I don't understand how the s-Option on httrack 3.30 (command
line) works: For example I want to mirror
www.bsz-bw.de/index.html. I only want to get this page
nothing else; I need error pages and want to get the
pictures in this page. If I call
httrack -x -%e0 -r1 -n 'www.bsz-bw.de/index.html'
I don't get the picturs, because they are excluded by
robots.txt:
Info: Note: due to www.bsz-bw.de remote robots.txt rules,
links begining with these path will be forbidden: (...)
/wwwroot/gif_01/, /wwwroot/gif_02/ (see in the options to
disable this)
So I have to set -s0 or -s1 (and don't understand the
difference by the way):
httrack -x -%e0 -r1 -n -s0 'www.bsz-bw.de/index.html'
But here still the pictures are missing - no errors or infos
in the log.
This gets the pictures - but I don't want the r2-Option:
httrack -x -%e0 -r2 -n -s0 'www.bsz-bw.de/index.html'
So I extend the command by some positive filters instead of
the r2-Option. Here just one filter for one of the pictures:
httrack -x -%e0 -r1 -n -s0 'www.bsz-bw.de/index.html'
+http://www.bsz-bw.de/wwwroot/gif_01/bszlogo60.gif
But I still don't get any picture! Now I don't have an idea
what to try more. Can you help?I put the log below.
Thanks, Andreas
-----
cat hts-log.txt
HTTrack3.30 launched on Mon, 26 Apr 2004 09:40:42 at
www.bsz-bw.de/index.html
+http://www.bsz-bw.de/wwwroot/gif_01/bszlogo60.gif
(httrack -x -%e0 -r1 -n -s0 www.bsz-bw.de/index.html
+http://www.bsz-bw.de/wwwroot/gif_01/bszlogo60.gif )

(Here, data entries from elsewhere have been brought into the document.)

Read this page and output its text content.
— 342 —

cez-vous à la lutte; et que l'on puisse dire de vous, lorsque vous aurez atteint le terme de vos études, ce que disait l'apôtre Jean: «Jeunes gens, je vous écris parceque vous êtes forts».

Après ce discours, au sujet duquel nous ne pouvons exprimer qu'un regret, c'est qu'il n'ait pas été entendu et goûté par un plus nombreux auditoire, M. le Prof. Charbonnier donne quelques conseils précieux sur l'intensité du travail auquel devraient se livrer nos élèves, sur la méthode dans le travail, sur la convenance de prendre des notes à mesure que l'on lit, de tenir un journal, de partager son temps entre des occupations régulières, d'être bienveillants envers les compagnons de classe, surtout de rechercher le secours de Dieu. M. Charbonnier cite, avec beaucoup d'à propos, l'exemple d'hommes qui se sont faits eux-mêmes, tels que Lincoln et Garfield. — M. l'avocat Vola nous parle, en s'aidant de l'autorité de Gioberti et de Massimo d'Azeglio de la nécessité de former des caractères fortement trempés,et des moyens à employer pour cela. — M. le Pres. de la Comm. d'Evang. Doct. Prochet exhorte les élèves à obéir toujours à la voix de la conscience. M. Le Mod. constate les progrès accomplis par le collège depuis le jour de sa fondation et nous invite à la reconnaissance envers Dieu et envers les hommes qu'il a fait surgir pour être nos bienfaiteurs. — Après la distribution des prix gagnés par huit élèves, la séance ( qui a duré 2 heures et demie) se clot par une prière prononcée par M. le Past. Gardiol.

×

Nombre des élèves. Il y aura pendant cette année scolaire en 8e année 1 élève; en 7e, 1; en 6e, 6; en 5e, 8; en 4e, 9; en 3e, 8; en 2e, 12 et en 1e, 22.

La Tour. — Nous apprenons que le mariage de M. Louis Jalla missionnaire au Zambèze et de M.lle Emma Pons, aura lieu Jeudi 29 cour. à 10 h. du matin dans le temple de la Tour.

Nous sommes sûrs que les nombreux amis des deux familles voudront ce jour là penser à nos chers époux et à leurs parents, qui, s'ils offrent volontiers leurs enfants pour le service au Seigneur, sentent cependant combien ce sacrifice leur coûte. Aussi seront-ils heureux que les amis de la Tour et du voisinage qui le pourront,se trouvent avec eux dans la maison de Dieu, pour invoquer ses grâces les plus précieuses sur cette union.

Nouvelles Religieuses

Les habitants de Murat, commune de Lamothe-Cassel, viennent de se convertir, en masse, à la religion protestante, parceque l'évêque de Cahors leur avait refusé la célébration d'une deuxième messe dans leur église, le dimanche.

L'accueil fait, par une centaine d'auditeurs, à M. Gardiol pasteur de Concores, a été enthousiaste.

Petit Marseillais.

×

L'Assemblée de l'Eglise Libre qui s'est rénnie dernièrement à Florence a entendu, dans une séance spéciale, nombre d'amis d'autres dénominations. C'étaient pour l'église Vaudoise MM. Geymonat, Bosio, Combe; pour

Information, Warnings and Errors reported for this mirror:
note: the hts-log.txt file, and hts-cache folder, may
contain sensitive information,
such as username/password authentication for
websites mirrored in this project
do not share these files/folders if you want these
information to remain private
HTTrack mirror complete in 0 seconds : 1 links scanned, 1
files written (8313 bytes overall) [8488 bytes received at
8488 bytes/sec]
(No errors, 0 warnings, 0 messages)
| |